1L’usage des dispositifs numériques est devenu incontournable dans les mobilisations et les conflits sociaux. Ce succès s’explique par les nombreuses possibilités que semble offrir le « réseau des réseaux » (p. 16) : rendre visible une action sans passer par des intermédiaires ou par le « jeu médiatique dominant » (p. 18), élargir le spectre des participants aux dynamiques protestataires, organiser le militantisme à distance, entretenir les débats et logiques contestataires durant les périodes ordinaires, faire circuler l’information et les savoirs militants, etc. Dans ce contexte de montée en puissance des réseaux sociaux numériques, de nombreux chercheurs ont mené, ces dernières années, des enquêtes empiriques pour interroger les reconfigurations des formes de mobilisations sociales et questionner les fantasmes technophiles. Face à ce riche foisonnement, il est parfois difficile de faire ressortir des axes et résultats synthétiques. L’ambition de cet ouvrage est bien de fournir au lecteur des repères pour saisir les enjeux de cette rencontre entre technologies médiatiques et critiques sociales. Les auteurs — Fabien Granjon (professeur de sciences de l’information et de la communication, Université Paris 8, CEMTI), avec Venetia Papa (docteure en sciences de l’information et de la communication, chercheuse à Cyprus University of Technology, Department of Communication and Internet Studies) et Gökçe Tuncel (doctorante en sociologie, EHESS, CESPRA) — proposent une synthèse de travaux déjà publiés, relevant majoritairement des sciences de l’information et de la communication (Madeleine Akrich, Romain Badouard, Jean-Jacques Cheval, Peter Dahlgren, Paola Sedda) et de la sociologie des médias et de l’action collective (Lance Benett, Manuel Castells, William A. Gamson, Bert Klandermans, Armand Mattelart, Alberto Melucci), mais aussi des sciences politiques (Loïc Blondiaux, Jacques Gerstlé, Sydney Tarrow) et de l’anthropologie (Gabriella Coleman), en développant une discussion critique sur cet état de l’art. Fabien Granjon s’appuie également sur ses propres travaux sur l’Internet militant.

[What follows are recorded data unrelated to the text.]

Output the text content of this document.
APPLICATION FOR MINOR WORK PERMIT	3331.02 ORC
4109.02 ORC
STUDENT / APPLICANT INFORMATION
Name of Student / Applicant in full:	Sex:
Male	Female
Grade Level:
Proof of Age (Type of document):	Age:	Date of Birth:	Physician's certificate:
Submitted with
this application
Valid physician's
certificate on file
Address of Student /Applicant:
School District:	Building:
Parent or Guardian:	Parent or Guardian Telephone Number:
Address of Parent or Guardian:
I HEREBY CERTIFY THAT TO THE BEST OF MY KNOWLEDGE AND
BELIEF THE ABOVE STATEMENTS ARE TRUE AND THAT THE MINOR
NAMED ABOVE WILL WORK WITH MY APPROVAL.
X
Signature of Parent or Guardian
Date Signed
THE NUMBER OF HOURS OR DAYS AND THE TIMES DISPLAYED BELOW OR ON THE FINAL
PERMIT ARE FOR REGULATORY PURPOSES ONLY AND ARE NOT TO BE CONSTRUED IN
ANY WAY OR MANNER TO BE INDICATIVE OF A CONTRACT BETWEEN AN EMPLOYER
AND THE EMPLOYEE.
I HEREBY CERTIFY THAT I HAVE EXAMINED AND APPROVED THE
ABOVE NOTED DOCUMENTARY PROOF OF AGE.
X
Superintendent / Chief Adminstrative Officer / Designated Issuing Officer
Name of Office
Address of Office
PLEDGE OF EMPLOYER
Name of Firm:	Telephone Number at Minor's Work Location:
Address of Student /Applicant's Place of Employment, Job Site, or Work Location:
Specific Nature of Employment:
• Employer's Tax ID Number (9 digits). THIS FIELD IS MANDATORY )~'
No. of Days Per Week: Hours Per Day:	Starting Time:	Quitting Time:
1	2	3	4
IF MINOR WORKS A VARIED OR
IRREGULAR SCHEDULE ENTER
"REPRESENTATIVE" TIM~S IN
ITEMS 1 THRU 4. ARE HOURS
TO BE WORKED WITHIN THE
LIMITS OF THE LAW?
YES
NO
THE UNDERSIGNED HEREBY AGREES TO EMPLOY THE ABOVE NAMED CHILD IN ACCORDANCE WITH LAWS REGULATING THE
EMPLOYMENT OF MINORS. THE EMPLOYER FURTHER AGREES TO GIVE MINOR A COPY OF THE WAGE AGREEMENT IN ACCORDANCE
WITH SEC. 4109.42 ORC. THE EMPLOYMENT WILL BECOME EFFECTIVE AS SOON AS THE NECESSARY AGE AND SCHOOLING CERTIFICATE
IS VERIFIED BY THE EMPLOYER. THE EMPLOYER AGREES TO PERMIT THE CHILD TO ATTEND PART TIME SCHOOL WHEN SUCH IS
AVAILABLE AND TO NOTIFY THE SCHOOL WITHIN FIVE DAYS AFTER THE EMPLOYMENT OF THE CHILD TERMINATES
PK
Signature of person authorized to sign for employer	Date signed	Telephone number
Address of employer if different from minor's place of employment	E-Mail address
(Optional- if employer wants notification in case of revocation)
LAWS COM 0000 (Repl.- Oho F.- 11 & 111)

2Malgré le titre de l’ouvrage et l’expertise de l’auteur principal, il ne s’agit pas de faire du numérique le seul outil — voire l’unique moteur — de renouvellement des logiques contestataires. Les auteurs ont ainsi fait le choix de redonner une épaisseur historique aux usages politiques des technologies médiatiques afin notamment de « se prémunir de l’idée que le “renouveau” des logiques contestataires serait le précipité techno-logique du progrès technique » (p. 19).

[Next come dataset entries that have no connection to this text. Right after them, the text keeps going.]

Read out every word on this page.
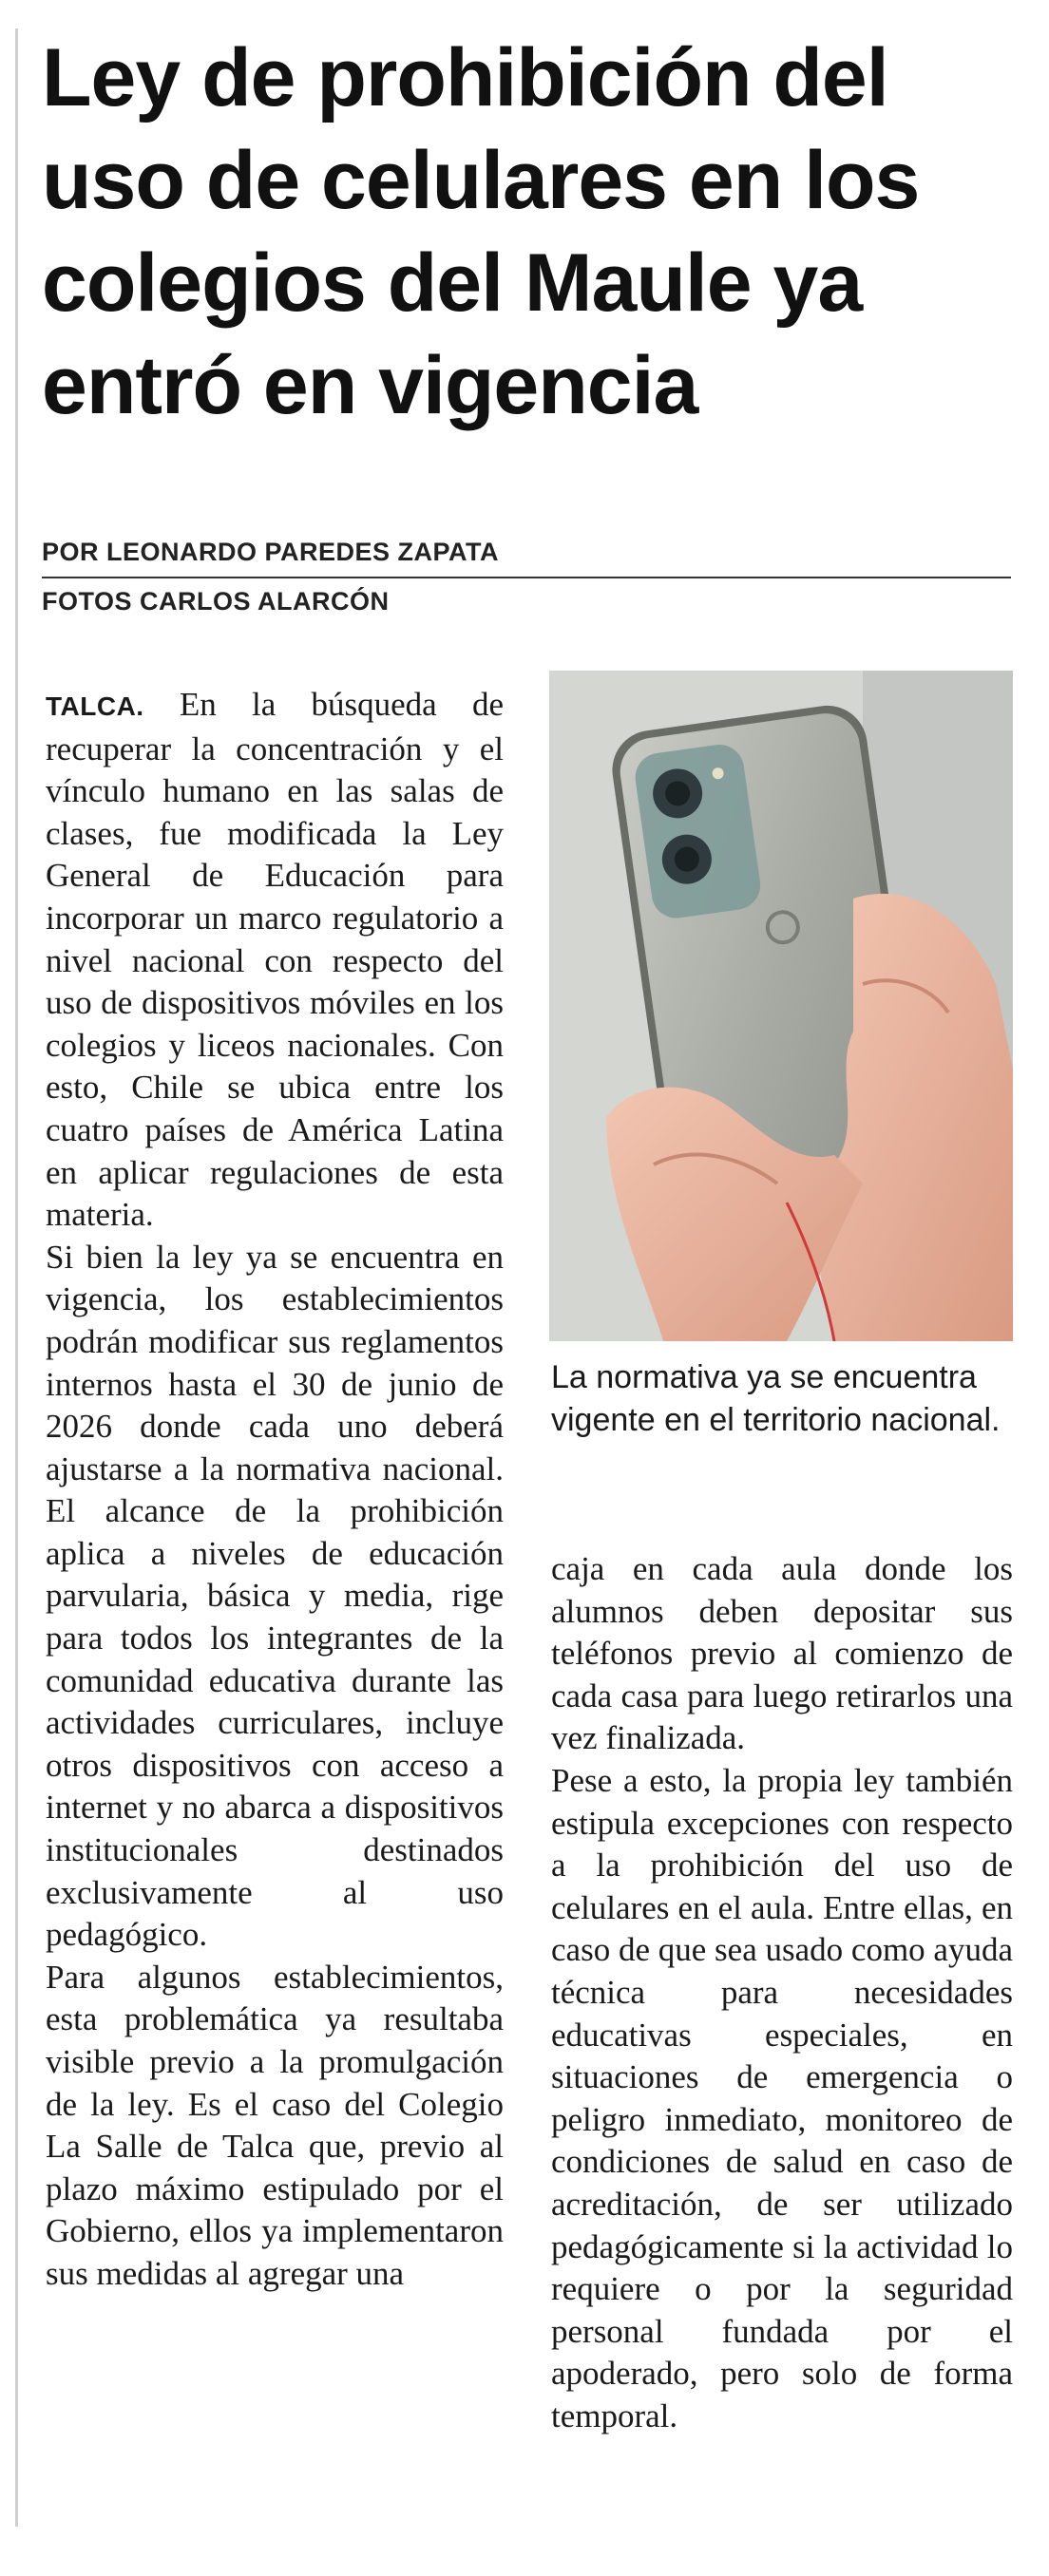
Ley de prohibición del uso de celulares en los colegios del Maule ya entró en vigencia
POR LEONARDO PAREDES ZAPATA
FOTOS CARLOS ALARCÓN

TALCA. En la búsqueda de recuperar la concentración y el vínculo humano en las salas de clases, fue modificada la Ley General de Educación para incorporar un marco regulatorio a nivel nacional con respecto del uso de dispositivos móviles en los colegios y liceos nacionales. Con esto, Chile se ubica entre los cuatro países de América Latina en aplicar regulaciones de esta materia.

Si bien la ley ya se encuentra en vigencia, los establecimientos podrán modificar sus reglamentos internos hasta el 30 de junio de 2026 donde cada uno deberá ajustarse a la normativa nacional. El alcance de la prohibición aplica a niveles de educación parvularia, básica y media, rige para todos los integrantes de la comunidad educativa durante las actividades curriculares, incluye otros dispositivos con acceso a internet y no abarca a dispositivos institucionales destinados exclusivamente al uso pedagógico.

Para algunos establecimientos, esta problemática ya resultaba visible previo a la promulgación de la ley. Es el caso del Colegio La Salle de Talca que, previo al plazo máximo estipulado por el Gobierno, ellos ya implementaron sus medidas al agregar una

La normativa ya se encuentra vigente en el territorio nacional.

caja en cada aula donde los alumnos deben depositar sus teléfonos previo al comienzo de cada casa para luego retirarlos una vez finalizada.

Pese a esto, la propia ley también estipula excepciones con respecto a la prohibición del uso de celulares en el aula. Entre ellas, en caso de que sea usado como ayuda técnica para necesidades educativas especiales, en situaciones de emergencia o peligro inmediato, monitoreo de condiciones de salud en caso de acreditación, de ser utilizado pedagógicamente si la actividad lo requiere o por la seguridad personal fundada por el apoderado, pero solo de forma temporal.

3La première partie est donc consacrée aux médias traditionnels (presse, radio, cinéma) et se décline en cinq chapitres analysant, tour à tour, des études de cas dans des contextes nationaux et historiques distincts : Lénine et la presse révolutionnaire russe, le Front de Libération Nationale algérien (FLN) et sa radio clandestine, le cinéma « fellagha » de René Vautier, les révolutions arabes, les mouvement des Indignés en Espagne, Occupy Wall Street aux États-Unis, « Gezi Park » en Turquie et le militantisme en réseau. Ces derniers exemples font avec élégance la transition entre les deux parties de l’ouvrage en soulignant comment les outils numériques viennent s’entrelacer, s’imbriquer avec d’autres technologies médiatiques plus classiques. Les auteurs montrent qu’il n’est pas pertinent de les opposer puisqu’elles se combinent bien souvent et que leurs logiques d’appropriation sont proches. Cela permet alors de mettre en lumière les permanences dans les logiques d’activation de nouveautés techniques — la télévision, tout comme la radio, a, à un moment donné, fait figure d’innovation — et de relativiser ainsi le caractère supposément inédit des outils numériques.

  • 1 Le « culture jamming » ou « détournement culturel » est un processus qui vise, selon les auteurs, à (...)

4Contrairement à la première partie de l’ouvrage, la seconde (chapitres 6 à 12), portant la focale sur les technologies numériques, n’est pas organisée en fonction des outils mobilisés (site internet, Facebook, Twitter, etc.), mais par grandes thématiques : « du local au transnational », des « répertoires d’actions » conventionnels renouvelés, « l’esthétisation des conflits », etc. Cette partie intéressera de nombreux chercheurs — et non uniquement ceux qui travaillent sur le numérique — car elle propose de questionner à nouveaux frais des concepts fondamentaux, tels que ceux d’espace public, de construction publique des causes, de leadership, d’engagement politique, et d’en introduire d’autres, comme le « culture jamming »1. L’idée de cette partie est d’analyser ce que le numérique fait aux mobilisations collectives — autrement dit, quels sont les effets, les reconfigurations et permanences induits par l’introduction de techniques innovantes, à la fois sur les trajectoires des acteurs et sur la construction publique des causes et l’organisation des mouvements sociaux.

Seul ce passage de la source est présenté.